Secondary prophylaxis group (after previous bleeding): mean of 4.6 sessions to eradicate varices.  Varices reappeared in 45% and 10% had breakthrough bleeding.  84% survived for 3 years.


  • For bleeding group, sclerotherapy was used in 73%, banding in 17%, and both in 10%.
  •  For prophylaxis group, sclerotherapy was used in 44%, banding in 41%, and both in 14%.
  • By the end of the study, sclerotherapy was mainly used in patients weighing less than 8 kg.
  • Each endoscopy session had the same endoscopist, used octreotide (2 mcg/kg/hr) an 1 hour before and then for 2-3 days afterwards.
  • With bleeding patients, these sessions occurred after the patient was stabilized, with a mean of 10 days afterwards.
  • Patients had an average of four 3-day hospitalizations.
  • Within an average of 14 months, more than half of the primary prophylaxis group had undergone transplantation

The authors interpret their data as follows:  “primary or secondary prophylaxis of bleeding is well tolerated and greatly reduces the risks of variceal bleeding in children with biliary atresia and high-risk gastroesophageal varices.  The results support the active detection of these signs by endoscopic procedures.”

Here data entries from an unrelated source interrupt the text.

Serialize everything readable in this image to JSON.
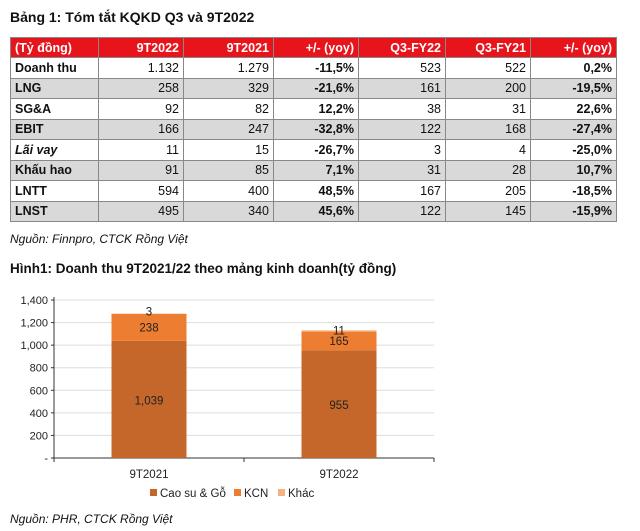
{
  "table": {
    "title": "Bảng 1: Tóm tắt KQKD Q3 và 9T2022",
    "headers": [
      "(Tỷ đồng)",
      "9T2022",
      "9T2021",
      "+/- (yoy)",
      "Q3-FY22",
      "Q3-FY21",
      "+/- (yoy)"
    ],
    "rows": [
      [
        "Doanh thu",
        "1.132",
        "1.279",
        "-11,5%",
        "523",
        "522",
        "0,2%"
      ],
      [
        "LNG",
        "258",
        "329",
        "-21,6%",
        "161",
        "200",
        "-19,5%"
      ],
      [
        "SG&A",
        "92",
        "82",
        "12,2%",
        "38",
        "31",
        "22,6%"
      ],
      [
        "EBIT",
        "166",
        "247",
        "-32,8%",
        "122",
        "168",
        "-27,4%"
      ],
      [
        "Lãi vay",
        "11",
        "15",
        "-26,7%",
        "3",
        "4",
        "-25,0%"
      ],
      [
        "Khấu hao",
        "91",
        "85",
        "7,1%",
        "31",
        "28",
        "10,7%"
      ],
      [
        "LNTT",
        "594",
        "400",
        "48,5%",
        "167",
        "205",
        "-18,5%"
      ],
      [
        "LNST",
        "495",
        "340",
        "45,6%",
        "122",
        "145",
        "-15,9%"
      ]
    ],
    "source": "Nguồn: Finnpro, CTCK Rồng Việt"
  },
  "chart_title": "Hình1:  Doanh thu 9T2021/22  theo mảng kinh doanh(tỷ đồng)",
  "chart_data": {
    "type": "bar",
    "stacked": true,
    "categories": [
      "9T2021",
      "9T2022"
    ],
    "series": [
      {
        "name": "Cao su & Gỗ",
        "values": [
          1039,
          955
        ],
        "labels": [
          "1,039",
          "955"
        ],
        "color": "#c5672a"
      },
      {
        "name": "KCN",
        "values": [
          238,
          165
        ],
        "labels": [
          "238",
          "165"
        ],
        "color": "#ed7d31"
      },
      {
        "name": "Khác",
        "values": [
          3,
          11
        ],
        "labels": [
          "3",
          "11"
        ],
        "color": "#f4b183"
      }
    ],
    "ylim": [
      0,
      1400
    ],
    "yticks": [
      0,
      200,
      400,
      600,
      800,
      1000,
      1200,
      1400
    ],
    "ytick_labels": [
      "-",
      "200",
      "400",
      "600",
      "800",
      "1,000",
      "1,200",
      "1,400"
    ],
    "legend": "bottom",
    "grid": true
  },
  "chart_source": "Nguồn: PHR, CTCK Rồng Việt"
}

In contrast, the editorial is much less supportive of primary prophylaxis.  “We need to weigh the risks and benefits of multiple procedures in a nonbleeding child who may not bleed for years, when varices have a high chance of recurring and transplant is sometimes imminent. Because mortality from gastrointestinal bleeding in children is quite low (zero in this small study), we may need to consider a ‘wait and see’ approach.”

Bottomline: A failed Kasai is an indication for transplantation which is a much more definitive treatment for portal hypertension.